# [SOLVED] Xen Autostart Problem



## Nato85 (May 28, 2012)

Hey Guys

I tried the following procedure today in Xen to try to get my VM's to automatically start on boot-up

Setting the XenServer to allow Auto-Start



Gather the UUID’s of the pools you wish to auto-start.

To get the list of the pool’s on your XenServer type “xe pool-list”

Copy the UUID of the pool. If you have just one server, it will still have a pool UUID



Then type the following command to set the pool or server to allow auto-start:

xe pool-param-set uuid=UUID other-config:auto_poweron=true

Note: *Replacing UUID with the UUID of the XenServer or pool.*



Setting the Virtual Machines to Auto-Start



Gather the UUID’s of the Virtual Machine you want to auto-start by typing:

xe vm-list

Note: This generates a list of Virtual Machines in your pool or server and their associated UUID’s.

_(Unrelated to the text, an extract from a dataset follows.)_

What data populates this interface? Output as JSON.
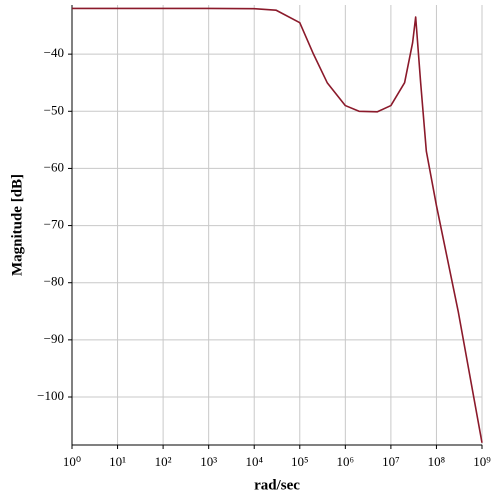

Copy the UUID of the Virtual Machines you want to auto-start, and type the following command for each Virtual Machine to auto-start:

xe vm-param-set uuid=UUID other-config:auto_poweron=true

Note: *Replace UUID with the UUID of the Virtual Machine to auto-start.*



When I did this, and restarted it, The network adapter for some reason screwed up not showing eth0 anymore

After doing an emergency network reset in Xen. it gave me back my static ip address but when i go to start CentOS manually. It gives me this error


Start On This Host operation on CentOS63

Failed: An unknown error occured while attempting to configure an interface.


What can I do to undo what I did?


----------